Du point de vue fiscal, la loi de finances pour 2014 opère un véritable tournant par le caractère disproportionné des efforts fiscaux demandés dʼun côté, à la grande majorité des ménages (+ douze milliards) quand, de lʼautre, les entreprises en seront exemptées tout en bénéficiant dʼune baisse de leurs impôts de près de dix milliards, notamment avec le Crédit dʼimpôt compétitivité emploi (CICE).

En faisant financer de la pire façon qui soit, cʼest-à-dire par la hausse de la fiscalité sur la consommation (TVA) et de celle dite environnementale et comportementale, la baisse des impôts accordée aux entreprises sans aucune conditionnalité sur lʼemploi, les décisions fiscales de 2014 sont profondément inégalitaires.

Dʼautres mesures de rendement contestables ont été prises, notamment la suppression de lʼexonération fiscale de la participation de lʼemployeur aux contrats collectifs de complémentaire santé qui va par ailleurs se conjuguer à lʼaugmentation de la fiscalisation de la cotisation salariée à un régime de complémentaire santé et prévoyance. Dʼautres mesures participeront de cet important transfert fiscal des entreprises vers les ménages comme le nouvel abaissement du plafond de lʼavantage fiscal procuré par le quotient familial ou encore la suppression de lʼexonération des 10% de majoration de retraite pour les parents ayant élevés trois enfants.

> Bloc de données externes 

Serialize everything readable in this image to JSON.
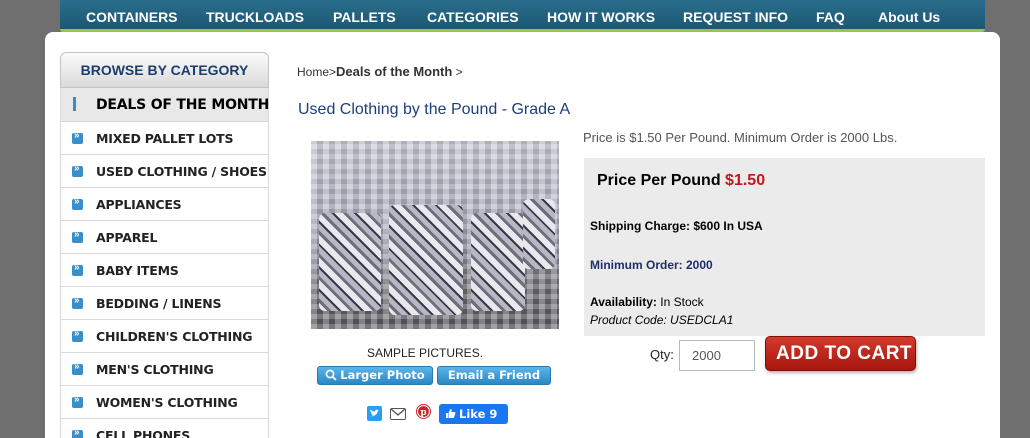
{
  "nav": [
    "CONTAINERS",
    "TRUCKLOADS",
    "PALLETS",
    "CATEGORIES",
    "HOW IT WORKS",
    "REQUEST INFO",
    "FAQ",
    "About Us"
  ],
  "sidebar": {
    "header": "BROWSE BY CATEGORY",
    "items": [
      {
        "label": "DEALS OF THE MONTH"
      },
      {
        "label": "MIXED PALLET LOTS"
      },
      {
        "label": "USED CLOTHING / SHOES"
      },
      {
        "label": "APPLIANCES"
      },
      {
        "label": "APPAREL"
      },
      {
        "label": "BABY ITEMS"
      },
      {
        "label": "BEDDING / LINENS"
      },
      {
        "label": "CHILDREN'S CLOTHING"
      },
      {
        "label": "MEN'S CLOTHING"
      },
      {
        "label": "WOMEN'S CLOTHING"
      },
      {
        "label": "CELL PHONES"
      }
    ]
  },
  "breadcrumb": {
    "home": "Home",
    "sep": ">",
    "current": "Deals of the Month"
  },
  "product": {
    "title": "Used Clothing by the Pound - Grade A",
    "sample_label": "SAMPLE PICTURES.",
    "larger_photo": "Larger Photo",
    "email_friend": "Email a Friend",
    "like_label": "Like 9",
    "price_note": "Price is $1.50 Per Pound. Minimum Order is 2000 Lbs.",
    "ppp_label": "Price Per Pound",
    "ppp_value": "$1.50",
    "shipping": "Shipping Charge: $600 In USA",
    "min_order": "Minimum Order: 2000",
    "availability_label": "Availability:",
    "availability_value": "In Stock",
    "product_code": "Product Code: USEDCLA1",
    "qty_label": "Qty:",
    "qty_value": "2000",
    "cart_label": "ADD TO CART"
  },
  "colors": {
    "nav_bg": "#1b5873",
    "accent_red": "#c8141c",
    "title_blue": "#1c3f7c"
  }
}
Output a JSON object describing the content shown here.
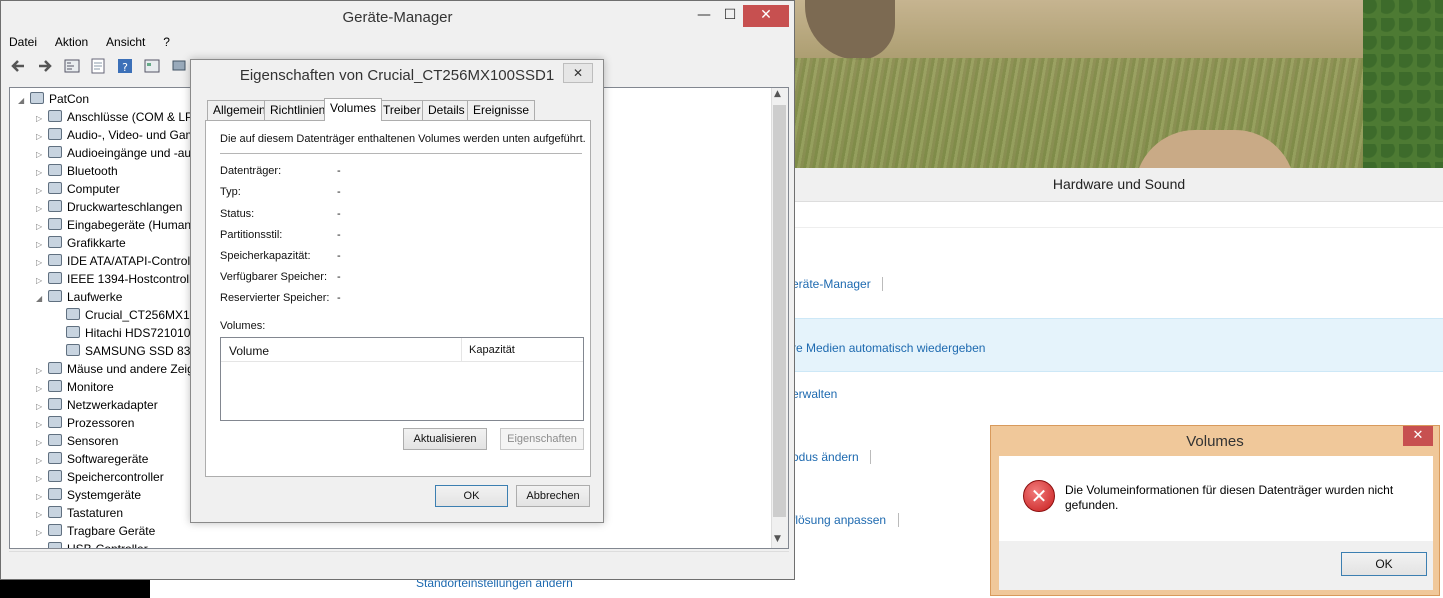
{
  "device_manager": {
    "title": "Geräte-Manager",
    "window_controls": {
      "minimize": "—",
      "maximize": "☐",
      "close": "✕"
    },
    "menu": [
      "Datei",
      "Aktion",
      "Ansicht",
      "?"
    ],
    "tree": {
      "root": "PatCon",
      "items": [
        "Anschlüsse (COM & LPT)",
        "Audio-, Video- und Gamecontroller",
        "Audioeingänge und -ausgänge",
        "Bluetooth",
        "Computer",
        "Druckwarteschlangen",
        "Eingabegeräte (Human Interface Devices)",
        "Grafikkarte",
        "IDE ATA/ATAPI-Controller",
        "IEEE 1394-Hostcontroller",
        "Laufwerke"
      ],
      "drives": [
        "Crucial_CT256MX100SSD1",
        "Hitachi HDS721010CLA332",
        "SAMSUNG SSD 830 Series"
      ],
      "items_after": [
        "Mäuse und andere Zeigegeräte",
        "Monitore",
        "Netzwerkadapter",
        "Prozessoren",
        "Sensoren",
        "Softwaregeräte",
        "Speichercontroller",
        "Systemgeräte",
        "Tastaturen",
        "Tragbare Geräte",
        "USB-Controller"
      ]
    }
  },
  "properties_dialog": {
    "title": "Eigenschaften von Crucial_CT256MX100SSD1",
    "close": "✕",
    "tabs": [
      "Allgemein",
      "Richtlinien",
      "Volumes",
      "Treiber",
      "Details",
      "Ereignisse"
    ],
    "active_tab": "Volumes",
    "description": "Die auf diesem Datenträger enthaltenen Volumes werden unten aufgeführt.",
    "fields": [
      {
        "label": "Datenträger:",
        "value": "-"
      },
      {
        "label": "Typ:",
        "value": "-"
      },
      {
        "label": "Status:",
        "value": "-"
      },
      {
        "label": "Partitionsstil:",
        "value": "-"
      },
      {
        "label": "Speicherkapazität:",
        "value": "-"
      },
      {
        "label": "Verfügbarer Speicher:",
        "value": "-"
      },
      {
        "label": "Reservierter Speicher:",
        "value": "-"
      }
    ],
    "volumes_label": "Volumes:",
    "table_headers": [
      "Volume",
      "Kapazität"
    ],
    "refresh_button": "Aktualisieren",
    "properties_button": "Eigenschaften",
    "ok_button": "OK",
    "cancel_button": "Abbrechen"
  },
  "control_panel": {
    "title": "Hardware und Sound",
    "links": [
      "eräte-Manager",
      "re Medien automatisch wiedergeben",
      "erwalten",
      "odus ändern",
      "flösung anpassen",
      "Standorteinstellungen ändern"
    ]
  },
  "error_dialog": {
    "title": "Volumes",
    "close": "✕",
    "icon": "error-icon",
    "message": "Die Volumeinformationen für diesen Datenträger wurden nicht gefunden.",
    "ok_button": "OK"
  }
}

Dans ce contexte défavorable pour les salariés et les ménages, Force Ouvrière a pris acte de la mise en place par le Premier ministre des « assises de la fiscalité des entreprises » le 29 janvier, et du « groupe de travail sur la fiscalité des ménages » le 31 janvier 2014. Cette réflexion fiscale dʼensemble répond à une forte revendication de Force Ouvrière qui prend toute sa place dans ces débats, tout en gardant sa totale indépendance.

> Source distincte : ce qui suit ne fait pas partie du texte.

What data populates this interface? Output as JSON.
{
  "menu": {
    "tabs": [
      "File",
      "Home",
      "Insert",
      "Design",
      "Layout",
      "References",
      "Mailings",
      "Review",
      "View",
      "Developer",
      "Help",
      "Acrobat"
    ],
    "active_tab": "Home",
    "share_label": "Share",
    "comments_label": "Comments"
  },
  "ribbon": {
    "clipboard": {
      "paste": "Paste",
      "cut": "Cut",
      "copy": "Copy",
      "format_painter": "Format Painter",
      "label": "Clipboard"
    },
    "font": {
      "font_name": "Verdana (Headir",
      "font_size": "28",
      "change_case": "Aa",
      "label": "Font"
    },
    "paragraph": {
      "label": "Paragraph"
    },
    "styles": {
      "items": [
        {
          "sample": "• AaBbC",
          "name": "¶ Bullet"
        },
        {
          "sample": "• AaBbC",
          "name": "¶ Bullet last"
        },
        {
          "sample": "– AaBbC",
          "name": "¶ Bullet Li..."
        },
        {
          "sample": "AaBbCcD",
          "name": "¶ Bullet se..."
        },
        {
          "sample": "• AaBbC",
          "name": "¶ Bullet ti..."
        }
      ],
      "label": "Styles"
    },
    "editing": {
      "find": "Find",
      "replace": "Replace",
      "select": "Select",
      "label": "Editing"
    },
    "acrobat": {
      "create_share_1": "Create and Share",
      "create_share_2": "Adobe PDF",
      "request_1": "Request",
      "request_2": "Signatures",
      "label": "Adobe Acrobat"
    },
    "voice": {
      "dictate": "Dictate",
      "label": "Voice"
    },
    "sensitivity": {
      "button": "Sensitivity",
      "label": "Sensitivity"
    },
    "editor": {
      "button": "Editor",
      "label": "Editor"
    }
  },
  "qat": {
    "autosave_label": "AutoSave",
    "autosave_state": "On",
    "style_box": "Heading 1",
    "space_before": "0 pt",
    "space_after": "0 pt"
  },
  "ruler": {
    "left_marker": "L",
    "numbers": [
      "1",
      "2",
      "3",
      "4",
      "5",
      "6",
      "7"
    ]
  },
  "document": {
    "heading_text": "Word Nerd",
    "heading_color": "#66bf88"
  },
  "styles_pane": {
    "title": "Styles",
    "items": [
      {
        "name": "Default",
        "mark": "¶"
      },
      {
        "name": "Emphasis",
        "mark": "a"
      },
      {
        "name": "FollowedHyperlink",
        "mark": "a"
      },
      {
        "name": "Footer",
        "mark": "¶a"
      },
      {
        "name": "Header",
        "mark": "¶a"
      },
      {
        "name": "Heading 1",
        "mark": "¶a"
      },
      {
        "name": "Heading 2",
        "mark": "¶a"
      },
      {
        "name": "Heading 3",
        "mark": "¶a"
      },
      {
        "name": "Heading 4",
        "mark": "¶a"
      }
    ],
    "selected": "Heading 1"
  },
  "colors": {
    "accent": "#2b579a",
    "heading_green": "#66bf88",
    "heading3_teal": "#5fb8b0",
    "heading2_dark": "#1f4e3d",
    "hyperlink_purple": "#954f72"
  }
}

Pour Force Ouvrière, il est essentiel que le gouvernement et le parlement utilisent cette concertation pour rappeler « à quoi sert lʼimpôt », en replaçant la fiscalité dans un contexte positif. A tout le moins, il faut que ce débat permette de redonner un sens à lʼimpôt républicain. Cʼest ce que nous avions contribué à faire avec le numéro « Pour lʼimpôt » de la revue Forum accessible sur : http://www.revueforum.fr/

Et il y a nécessité dʼen profiter pour battre en brèche des idées fausses comme celle dʼune fiscalité excessive qui serait la cause de la « perte de compétitivité des entreprises » : la France nʼest pas cet « enfer fiscal » dénoncé par le patronat, qui mériterait de casser le modèle social français.

Selon Force Ouvrière, remettre lʼimpôt sur le revenu au centre du dispositif et lui redonner un poids et un rendement plus fort constituent des priorités absolues. La progressivité est essentielle en termes de justice et solidarité et de lutte contre les inégalités. Pour nous, la question du nombre de tranches nʼest pas taboue.

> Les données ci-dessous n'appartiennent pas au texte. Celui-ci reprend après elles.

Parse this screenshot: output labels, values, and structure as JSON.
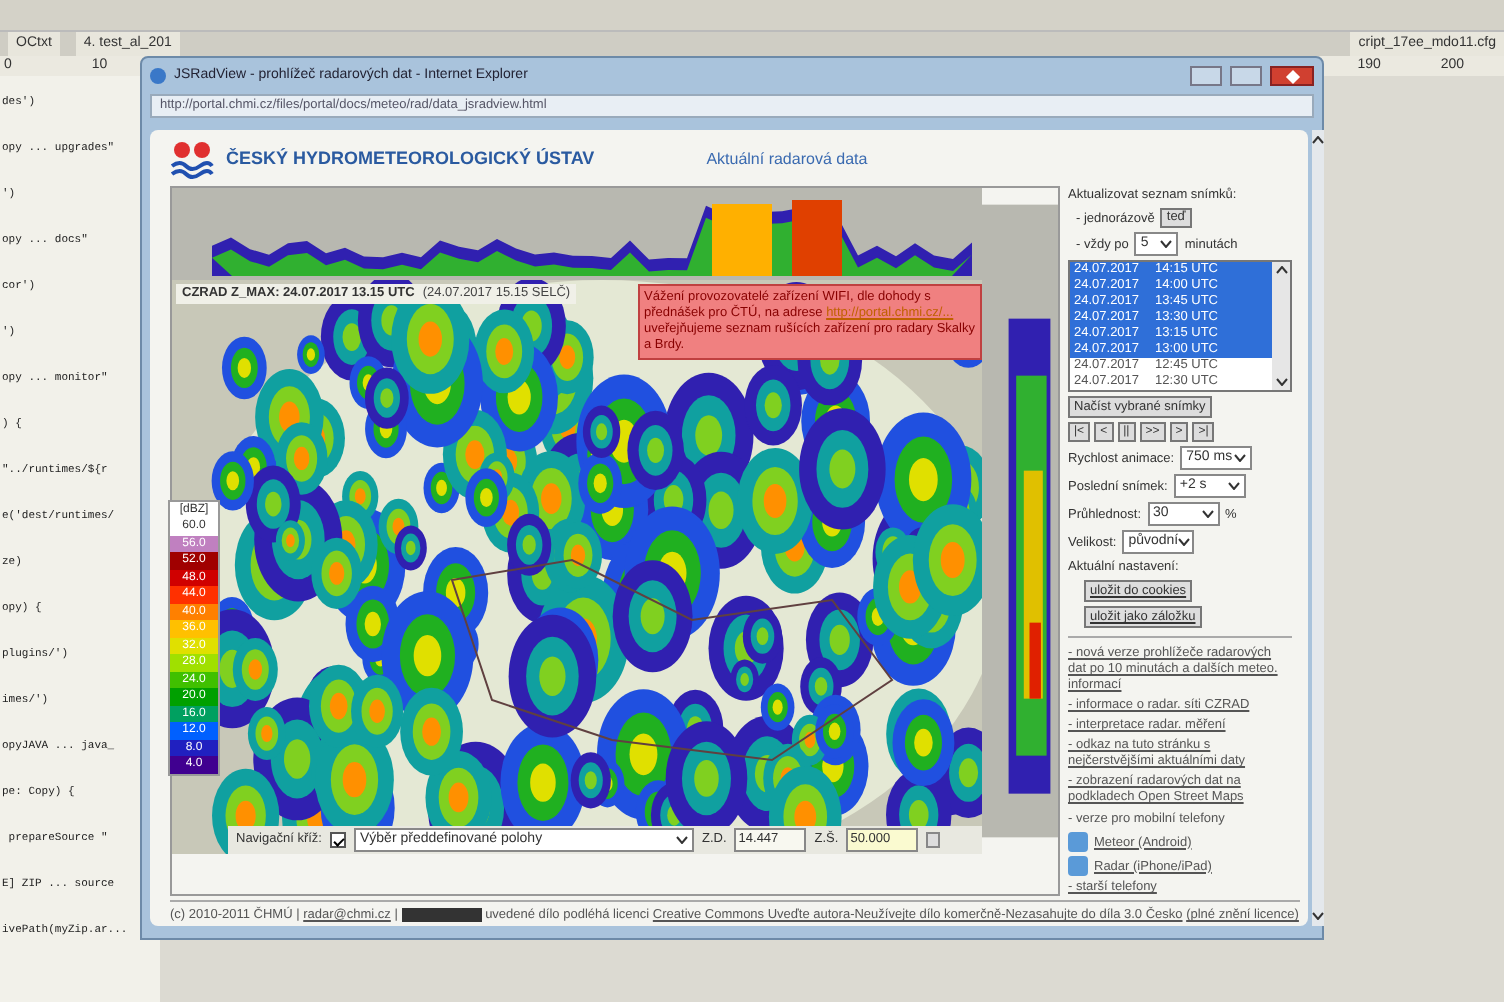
{
  "background_editor": {
    "tabs": [
      {
        "label": "OCtxt"
      },
      {
        "label": "4. test_al_201"
      },
      {
        "label": "cript_17ee_mdo11.cfg"
      }
    ],
    "ruler": [
      "0",
      "10",
      "190",
      "200"
    ],
    "code_lines": [
      "des')",
      "opy ... upgrades\"",
      "')",
      "opy ... docs\"",
      "cor')",
      "')",
      "opy ... monitor\"",
      ") {",
      "\"../runtimes/${r",
      "e('dest/runtimes/",
      "ze)",
      "opy) {",
      "plugins/')",
      "imes/')",
      "opyJAVA ... java_",
      "pe: Copy) {",
      " prepareSource \"",
      "E] ZIP ... source",
      "ivePath(myZip.ar..."
    ]
  },
  "window": {
    "title": "JSRadView - prohlížeč radarových dat - Internet Explorer",
    "url": "http://portal.chmi.cz/files/portal/docs/meteo/rad/data_jsradview.html"
  },
  "header": {
    "organization": "ČESKÝ HYDROMETEOROLOGICKÝ ÚSTAV",
    "page_title": "Aktuální radarová data"
  },
  "map": {
    "caption": "CZRAD Z_MAX: 24.07.2017 13.15 UTC",
    "caption_local": "(24.07.2017 15.15 SELČ)",
    "notice": {
      "before": "Vážení provozovatelé zařízení WIFI, dle dohody s přednášek pro ČTÚ, na adrese",
      "link": "http://portal.chmi.cz/...",
      "after": "uveřejňujeme seznam rušících zařízení pro radary Skalky a Brdy."
    },
    "legend": {
      "unit": "[dBZ]",
      "levels": [
        {
          "label": "60.0",
          "color": "#ffffff"
        },
        {
          "label": "56.0",
          "color": "#c080c0"
        },
        {
          "label": "52.0",
          "color": "#a00000"
        },
        {
          "label": "48.0",
          "color": "#d00000"
        },
        {
          "label": "44.0",
          "color": "#ff3000"
        },
        {
          "label": "40.0",
          "color": "#ff8000"
        },
        {
          "label": "36.0",
          "color": "#ffc000"
        },
        {
          "label": "32.0",
          "color": "#e0e000"
        },
        {
          "label": "28.0",
          "color": "#a0e000"
        },
        {
          "label": "24.0",
          "color": "#40c000"
        },
        {
          "label": "20.0",
          "color": "#00a000"
        },
        {
          "label": "16.0",
          "color": "#00a060"
        },
        {
          "label": "12.0",
          "color": "#0060ff"
        },
        {
          "label": "8.0",
          "color": "#2020c0"
        },
        {
          "label": "4.0",
          "color": "#400090"
        }
      ]
    },
    "nav_cross": {
      "label": "Navigační kříž:",
      "checked": true
    },
    "position_select": "Výběr předdefinované polohy",
    "lon_label": "Z.D.",
    "lon": "14.447",
    "lat_label": "Z.Š.",
    "lat": "50.000"
  },
  "panel": {
    "refresh_label": "Aktualizovat seznam snímků:",
    "once_label": "- jednorázově",
    "once_button": "teď",
    "every_label": "- vždy po",
    "every_value": "5",
    "every_unit": "minutách",
    "frames": [
      {
        "date": "24.07.2017",
        "time": "14:15 UTC",
        "selected": true
      },
      {
        "date": "24.07.2017",
        "time": "14:00 UTC",
        "selected": true
      },
      {
        "date": "24.07.2017",
        "time": "13:45 UTC",
        "selected": true
      },
      {
        "date": "24.07.2017",
        "time": "13:30 UTC",
        "selected": true
      },
      {
        "date": "24.07.2017",
        "time": "13:15 UTC",
        "selected": true
      },
      {
        "date": "24.07.2017",
        "time": "13:00 UTC",
        "selected": true
      },
      {
        "date": "24.07.2017",
        "time": "12:45 UTC",
        "selected": false
      },
      {
        "date": "24.07.2017",
        "time": "12:30 UTC",
        "selected": false
      }
    ],
    "load_button": "Načíst vybrané snímky",
    "playback": [
      "|<",
      "<",
      "||",
      ">>",
      ">",
      ">|"
    ],
    "settings": [
      {
        "label": "Rychlost animace:",
        "value": "750 ms"
      },
      {
        "label": "Poslední snímek:",
        "value": "+2 s"
      },
      {
        "label": "Průhlednost:",
        "value": "30",
        "unit": "%"
      },
      {
        "label": "Velikost:",
        "value": "původní"
      }
    ],
    "current_label": "Aktuální nastavení:",
    "save_buttons": [
      "uložit do cookies",
      "uložit jako záložku"
    ],
    "links": [
      {
        "kind": "link",
        "text": "- nová verze prohlížeče radarových dat po 10 minutách a dalších meteo. informací"
      },
      {
        "kind": "link",
        "text": "- informace o radar. síti CZRAD"
      },
      {
        "kind": "link",
        "text": "- interpretace radar. měření"
      },
      {
        "kind": "link",
        "text": "- odkaz na tuto stránku s nejčerstvějšími aktuálními daty"
      },
      {
        "kind": "link",
        "text": "- zobrazení radarových dat na podkladech Open Street Maps"
      },
      {
        "kind": "text",
        "text": "- verze pro mobilní telefony"
      },
      {
        "kind": "app",
        "text": "Meteor (Android)"
      },
      {
        "kind": "app",
        "text": "Radar (iPhone/iPad)"
      },
      {
        "kind": "link",
        "text": "- starší telefony"
      }
    ]
  },
  "footer": {
    "copyright": "(c) 2010-2011 ČHMÚ |",
    "email": "radar@chmi.cz",
    "sep": "|",
    "license_text": "uvedené dílo podléhá licenci",
    "license_link": "Creative Commons Uveďte autora-Neužívejte dílo komerčně-Nezasahujte do díla 3.0 Česko",
    "full_link": "(plné znění licence)"
  }
}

En termes de « transferts », Force Ouvrière revendique que le niveau des impôts indirects et injustes baisse au profit des impôts sur le revenu et les sociétés, selon des assiettes plus larges et sans trou ! De même, nous sommes demandeurs que soit regardé comment transférer la part des dividendes vers les salaires !…

Dans le cadre des débats fiscaux de cette année 2014, Force Ouvrière fait également part de ses revendications sur la fiscalité des entreprises (qui concerne bien la « fiscalité du travail » et non celle du patronat) mais également sur la fiscalité locale qui a déjà opérée un transfert de cinq milliards des entreprises vers les ménages du fait de la réforme de la taxe professionnelle en 2010 (et qui risque dʼaugmenter encore du fait de lʼacte 3 de décentralisation et de la compensation de la suppression annoncée des cotisations patronales familiales).

A nouveau, Force Ouvrière revendique que lʼadministration fiscale (dans sa globalité) dispose des moyens de lutter contre la fraude fiscale qui atteint des montants considérables : pour cela, il faut arrêter de tailler dans les effectifs.

Ce FO Hebdo spécial Impôts intègre, comme chaque année, toutes les mesures applicables pour lʼimpôt 2014. Une assistance téléphonique « SOS Impôts » au service des adhérents sera assurée par des camarades de la Fédération FO des Finances, que je remercie, du 12 au 23 mai.

Enfin, plus globalement, la confédération diffusera en mai un document reprenant nos analyses, positions et revendications sur la fiscalité. Pour un impôt républicain, juste, progressif et redistributif.